Meeting Mother Teresa is something most Catholics would have considered an incredible honor and a blessing. But Donna-Marie Cooper O’Boyle, a U.S. author, blogger and retreat director, through a turn of providence spent years in friendship and spiritual direction with her.
In her new book, “Mother Teresa and Me: Ten Years of Friendship” (Circle Press, $14.95), Cooper O’Boyle offers a close-up look at Mother Teresa, her work, and a side of her that few people knew.
Cooper O’Boyle, author of “Catholic Prayer Book for Mothers” (OSV, $6.95) and “Grace Café: Serving Up Recipes for Faithful Mothering” (Circle, $14.95), recently spoke with OSV about her friendship with Blessed Teresa, which was built on one phone call, a dozen meetings and 22 letters from the saint of Calcutta.
Our Sunday Visitor: I love the scene in your book where you’re not expecting to meet Mother Teresa, and then there she is with you at Mass.

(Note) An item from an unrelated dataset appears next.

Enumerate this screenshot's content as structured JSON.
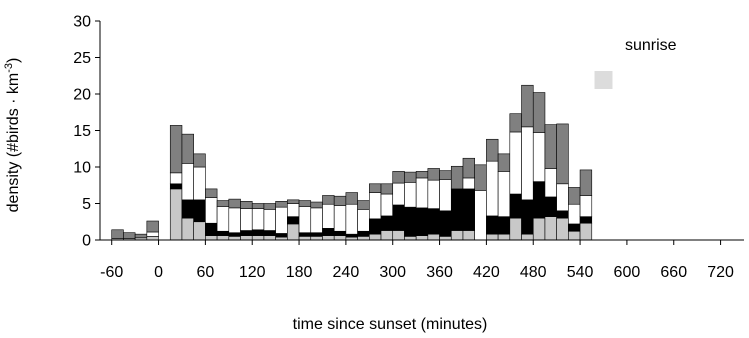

I think you capture how any one of us might feel if we realized a living saint was in such close proximity. But what happens later is almost too good to be true. What was it like?
Donna-Marie Cooper O’Boyle: She walked right past me, and I almost couldn’t believe it. The feeling was a combination of almost disbelief, a peace that filled my soul and ecstatic joy. I could never have imagined that we would have any exchanges with Mother Teresa in any way. First was the beautiful warm hug that she gave [my daughter] Chaldea, and then, after Mass, she came directly to me and asked me about my littlest one, Jessica. I was astounded and at the same time overcome with incredible peace to have her so near. I had no doubt that she was a saint.
OSV: How did you go from that moment in Washington to a correspondence and then friendship?
Cooper O’Boyle: After we left the convent and headed home to Connecticut, I pondered all of the blessings. I wanted to write Mother Teresa a letter of thanks, but I didn’t want to take up her time. So, I contacted the mother superior when I got home to ask her. She told me to go ahead, and I took that as God’s message to me. That’s how the correspondence started.
OSV: Another one of my favorite scenes is when you are in Harlem (in New York) preparing a meal for the homeless. I love the moment when you are peeling a bruised pear, keeping the good parts, and a Missionary of Charity hands you back the piece you had discarded, signaling there was more that you could salvage. That scene seems like it took you out of your comfort zone. How did the relationship affect your day-to-day life? How did it change you?
Cooper O’Boyle: Yes, I love that moment too. It was so profound, yet so simple. I realized how much the sisters relied on Divine Providence for everything and would never waste even a crumb or a portion of anything. My relationship with Mother Teresa impacted my daily life in that I was striving to live the Gospel message as she did — but in my own walk of life. I became a lay Missionary of Charity and encouraged others to do so as well. I was striving for a deeper holiness still. How did my relationship with Mother Teresa change me? I think by calling me to an even deeper relationship with God. By keeping me on task, if you will.
OSV: Most of us think of Mother Teresa with a sense of awe. To imagine her taking the time to talk with and write to a mom here in the United States tells us a lot about her.
Cooper O’Boyle: She believed totally in the one by one by one, which is how I try to live my life. Each person that you encounter, everything that happens, there are no coincidences. Whoever God has put you with, that’s where you work out your salvation. He sanctifies those moments of interaction and exchanges, depending on how we respond. Do we respond in love? Through prayer and love. I feel that that’s where the sanctification happens.
Mother Teresa, she dealt with each person as they came. These people that God put into her life, she treated as Jesus in the distressing disguises of the poorest of the poor. She loved each one as Jesus, and that’s where all the amazing transformations happen.
OSV: What is the greatest lesson you learned from her?
Cooper O’Boyle: That’s hard to put into words. But I think the most important ones are to love, to respond in love and to treat everyone as Jesus. The greatest lesson is to love.
Mary DeTurris-Poust writes from New York.